Verses by Angelbert, who fought the battle on the side of Lothair are cited by historian Eleanor Shipley Duckett as the "Most striking of all these Latin records of the battle".
The verses in English are...

Fontenoy they call its fountain, manor to the peasant known,
There the slaughter, there the ruin, of the blood of Frankish race;
Plains and forest shiver, shudder; horror wakes the silent marsh.

Neither dew nor shower nor rainfall yields its freshness to that field,
Where they fell, the strong men fighting, shrewdest in the battle's skill,
Father, mother, sister, brother, friends, the dead with tears have wept.

And this deed of crime accomplished, which I here in verse have told,
Angibert myself I witnessed, fighting with the other men,
I alone of all remaining, in the battle's foremost line.

On the side alike of Louis, on the side of Charles alike,
Lies the field in white enshrouded, in the vestments of the dead,
As it lies when birds in autumn settle white off the shore.

Woe unto that day of mourning!

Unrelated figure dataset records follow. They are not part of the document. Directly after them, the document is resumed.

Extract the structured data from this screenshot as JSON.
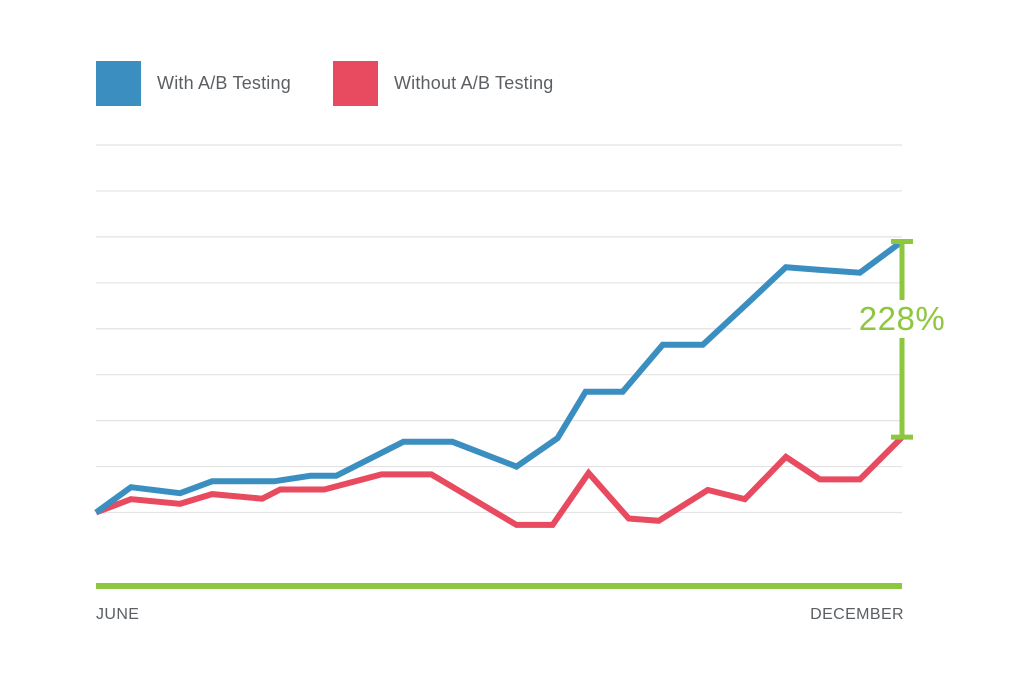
{
  "legend": {
    "with_label": "With A/B Testing",
    "without_label": "Without A/B Testing"
  },
  "colors": {
    "with": "#3b8fc0",
    "without": "#e84a5f",
    "accent": "#8dc63f",
    "grid": "#e3e3e3",
    "text": "#5b5f63"
  },
  "annotation": "228%",
  "chart_data": {
    "type": "line",
    "x_start_label": "JUNE",
    "x_end_label": "DECEMBER",
    "x": [
      0,
      35,
      84,
      116,
      178,
      214,
      240,
      307,
      356,
      420,
      461,
      489,
      526,
      566,
      606,
      648,
      689,
      723,
      763,
      805
    ],
    "ylim": [
      -1.6,
      8
    ],
    "grid_values": [
      0,
      1,
      2,
      3,
      4,
      5,
      6,
      7,
      8
    ],
    "series": [
      {
        "name": "With A/B Testing",
        "points": [
          [
            0,
            0
          ],
          [
            35,
            0.55
          ],
          [
            84,
            0.42
          ],
          [
            116,
            0.68
          ],
          [
            178,
            0.68
          ],
          [
            214,
            0.8
          ],
          [
            240,
            0.8
          ],
          [
            307,
            1.54
          ],
          [
            356,
            1.54
          ],
          [
            420,
            1.0
          ],
          [
            461,
            1.62
          ],
          [
            489,
            2.63
          ],
          [
            526,
            2.63
          ],
          [
            566,
            3.65
          ],
          [
            606,
            3.65
          ],
          [
            648,
            4.5
          ],
          [
            689,
            5.34
          ],
          [
            723,
            5.28
          ],
          [
            763,
            5.22
          ],
          [
            805,
            5.9
          ]
        ]
      },
      {
        "name": "Without A/B Testing",
        "points": [
          [
            0,
            0
          ],
          [
            35,
            0.29
          ],
          [
            84,
            0.19
          ],
          [
            116,
            0.4
          ],
          [
            166,
            0.3
          ],
          [
            184,
            0.5
          ],
          [
            228,
            0.5
          ],
          [
            285,
            0.83
          ],
          [
            335,
            0.83
          ],
          [
            420,
            -0.27
          ],
          [
            456,
            -0.27
          ],
          [
            492,
            0.86
          ],
          [
            532,
            -0.13
          ],
          [
            562,
            -0.18
          ],
          [
            611,
            0.49
          ],
          [
            648,
            0.29
          ],
          [
            689,
            1.21
          ],
          [
            723,
            0.72
          ],
          [
            763,
            0.72
          ],
          [
            805,
            1.64
          ]
        ]
      }
    ],
    "range_marker": {
      "x": 805,
      "from": 1.64,
      "to": 5.9
    }
  }
}
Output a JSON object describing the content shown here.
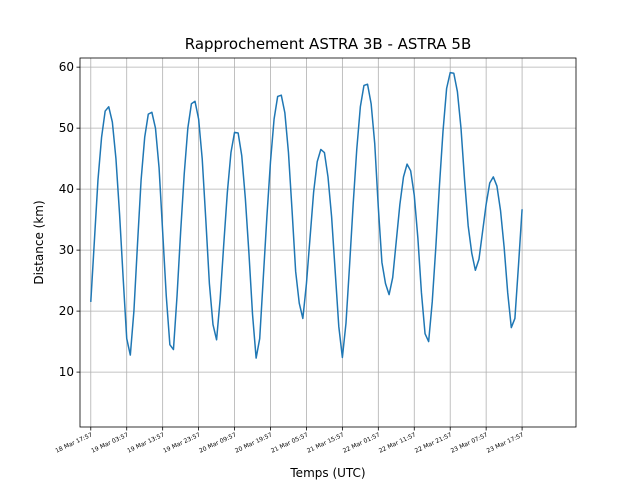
{
  "chart_data": {
    "type": "line",
    "title": "Rapprochement ASTRA 3B - ASTRA 5B",
    "xlabel": "Temps (UTC)",
    "ylabel": "Distance (km)",
    "grid": true,
    "ylim": [
      1,
      61.5
    ],
    "xlim": [
      "2022-03-18T14:57",
      "2022-03-24T08:57"
    ],
    "line_color": "#1f77b4",
    "xtick_labels": [
      "18 Mar 17:57",
      "19 Mar 03:57",
      "19 Mar 13:57",
      "19 Mar 23:57",
      "20 Mar 09:57",
      "20 Mar 19:57",
      "21 Mar 05:57",
      "21 Mar 15:57",
      "22 Mar 01:57",
      "22 Mar 11:57",
      "22 Mar 21:57",
      "23 Mar 07:57",
      "23 Mar 17:57"
    ],
    "xtick_values": [
      "2022-03-18T17:57",
      "2022-03-19T03:57",
      "2022-03-19T13:57",
      "2022-03-19T23:57",
      "2022-03-20T09:57",
      "2022-03-20T19:57",
      "2022-03-21T05:57",
      "2022-03-21T15:57",
      "2022-03-22T01:57",
      "2022-03-22T11:57",
      "2022-03-22T21:57",
      "2022-03-23T07:57",
      "2022-03-23T17:57"
    ],
    "yticks": [
      10,
      20,
      30,
      40,
      50,
      60
    ],
    "series": [
      {
        "x": [
          "2022-03-18T17:57",
          "2022-03-18T18:57",
          "2022-03-18T19:57",
          "2022-03-18T20:57",
          "2022-03-18T21:57",
          "2022-03-18T22:57",
          "2022-03-18T23:57",
          "2022-03-19T00:57",
          "2022-03-19T01:57",
          "2022-03-19T02:57",
          "2022-03-19T03:57",
          "2022-03-19T04:57",
          "2022-03-19T05:57",
          "2022-03-19T06:57",
          "2022-03-19T07:57",
          "2022-03-19T08:57",
          "2022-03-19T09:57",
          "2022-03-19T10:57",
          "2022-03-19T11:57",
          "2022-03-19T12:57",
          "2022-03-19T13:57",
          "2022-03-19T14:57",
          "2022-03-19T15:57",
          "2022-03-19T16:57",
          "2022-03-19T17:57",
          "2022-03-19T18:57",
          "2022-03-19T19:57",
          "2022-03-19T20:57",
          "2022-03-19T21:57",
          "2022-03-19T22:57",
          "2022-03-19T23:57",
          "2022-03-20T00:57",
          "2022-03-20T01:57",
          "2022-03-20T02:57",
          "2022-03-20T03:57",
          "2022-03-20T04:57",
          "2022-03-20T05:57",
          "2022-03-20T06:57",
          "2022-03-20T07:57",
          "2022-03-20T08:57",
          "2022-03-20T09:57",
          "2022-03-20T10:57",
          "2022-03-20T11:57",
          "2022-03-20T12:57",
          "2022-03-20T13:57",
          "2022-03-20T14:57",
          "2022-03-20T15:57",
          "2022-03-20T16:57",
          "2022-03-20T17:57",
          "2022-03-20T18:57",
          "2022-03-20T19:57",
          "2022-03-20T20:57",
          "2022-03-20T21:57",
          "2022-03-20T22:57",
          "2022-03-20T23:57",
          "2022-03-21T00:57",
          "2022-03-21T01:57",
          "2022-03-21T02:57",
          "2022-03-21T03:57",
          "2022-03-21T04:57",
          "2022-03-21T05:57",
          "2022-03-21T06:57",
          "2022-03-21T07:57",
          "2022-03-21T08:57",
          "2022-03-21T09:57",
          "2022-03-21T10:57",
          "2022-03-21T11:57",
          "2022-03-21T12:57",
          "2022-03-21T13:57",
          "2022-03-21T14:57",
          "2022-03-21T15:57",
          "2022-03-21T16:57",
          "2022-03-21T17:57",
          "2022-03-21T18:57",
          "2022-03-21T19:57",
          "2022-03-21T20:57",
          "2022-03-21T21:57",
          "2022-03-21T22:57",
          "2022-03-21T23:57",
          "2022-03-22T00:57",
          "2022-03-22T01:57",
          "2022-03-22T02:57",
          "2022-03-22T03:57",
          "2022-03-22T04:57",
          "2022-03-22T05:57",
          "2022-03-22T06:57",
          "2022-03-22T07:57",
          "2022-03-22T08:57",
          "2022-03-22T09:57",
          "2022-03-22T10:57",
          "2022-03-22T11:57",
          "2022-03-22T12:57",
          "2022-03-22T13:57",
          "2022-03-22T14:57",
          "2022-03-22T15:57",
          "2022-03-22T16:57",
          "2022-03-22T17:57",
          "2022-03-22T18:57",
          "2022-03-22T19:57",
          "2022-03-22T20:57",
          "2022-03-22T21:57",
          "2022-03-22T22:57",
          "2022-03-22T23:57",
          "2022-03-23T00:57",
          "2022-03-23T01:57",
          "2022-03-23T02:57",
          "2022-03-23T03:57",
          "2022-03-23T04:57",
          "2022-03-23T05:57",
          "2022-03-23T06:57",
          "2022-03-23T07:57",
          "2022-03-23T08:57",
          "2022-03-23T09:57",
          "2022-03-23T10:57",
          "2022-03-23T11:57",
          "2022-03-23T12:57",
          "2022-03-23T13:57",
          "2022-03-23T14:57",
          "2022-03-23T15:57",
          "2022-03-23T16:57",
          "2022-03-23T17:57"
        ],
        "y": [
          21.5,
          31.5,
          41.5,
          48.5,
          52.8,
          53.5,
          51,
          45,
          36,
          25.5,
          15.5,
          12.8,
          20,
          31,
          41.5,
          48.5,
          52.3,
          52.6,
          50,
          43.5,
          33,
          22.5,
          14.5,
          13.7,
          22.5,
          33,
          42.5,
          50,
          54,
          54.4,
          51.5,
          45,
          35,
          24.5,
          17.8,
          15.3,
          22,
          31,
          39.5,
          46,
          49.3,
          49.2,
          45.5,
          38.5,
          29.5,
          19.5,
          12.3,
          15.5,
          25.5,
          35.5,
          44.5,
          51.5,
          55.2,
          55.4,
          52.5,
          46,
          36.5,
          26.5,
          21.3,
          18.8,
          24.5,
          32,
          39.5,
          44.5,
          46.5,
          46,
          42,
          35.5,
          26.5,
          17.5,
          12.4,
          18,
          27.5,
          37.5,
          46.5,
          53.5,
          57,
          57.2,
          54,
          47.5,
          37,
          28,
          24.5,
          22.7,
          25.5,
          31.5,
          37.5,
          42,
          44.1,
          43,
          39,
          32,
          23,
          16.3,
          15,
          21.5,
          30.5,
          40.5,
          49.5,
          56.5,
          59.1,
          59,
          56,
          50,
          41.5,
          34,
          29.5,
          26.7,
          28.5,
          33,
          37.5,
          41,
          42,
          40.5,
          36.5,
          30.5,
          23,
          17.3,
          18.8,
          27.5,
          36.7
        ]
      }
    ]
  }
}
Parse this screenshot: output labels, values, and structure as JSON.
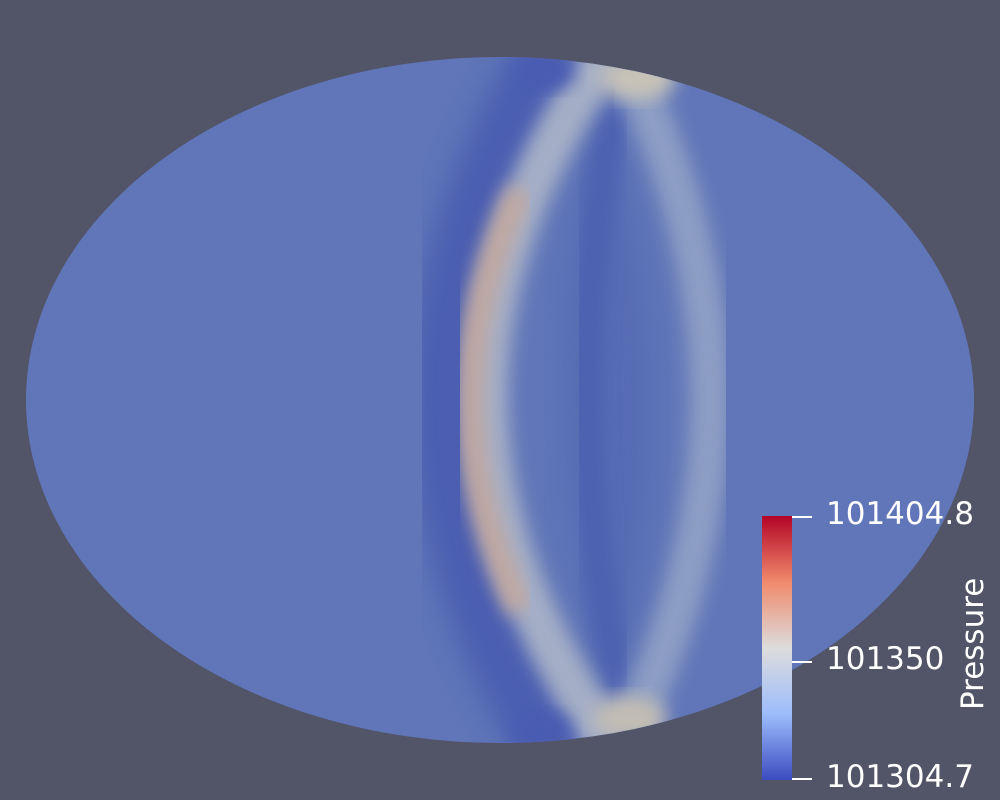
{
  "view": {
    "background": "#525468"
  },
  "field": {
    "variable": "Pressure",
    "base_color": "#6076b8",
    "trough_color": "#4f62b3",
    "crest_color": "#c7a898",
    "band_color": "#9aa8c4"
  },
  "colorbar": {
    "title": "Pressure",
    "colormap": [
      "#b40426",
      "#f08a6c",
      "#dddcdc",
      "#9dbdfc",
      "#3b4cc0"
    ],
    "max_label": "101404.8",
    "mid_label": "101350",
    "min_label": "101304.7",
    "max": 101404.8,
    "mid": 101350,
    "min": 101304.7
  }
}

Never in the round of years
Be it numbered in men's annals! Be it banished from all mind,
Never gleam of sun shine on it, never dawn its dusk awake.

Night it was, a night most bitter, harder than we could endure,
When they fell, the brave men fighting, shrewdest in the battle's skill,
Father, mother, sister, brother, friends, the dead with tears have wept.

Now the wailing, the lamenting, now no longer will I tell;
Each, so far as in him lieth, let him stay his weeping now;
On their souls may He have mercy, let us pray the Lord of all.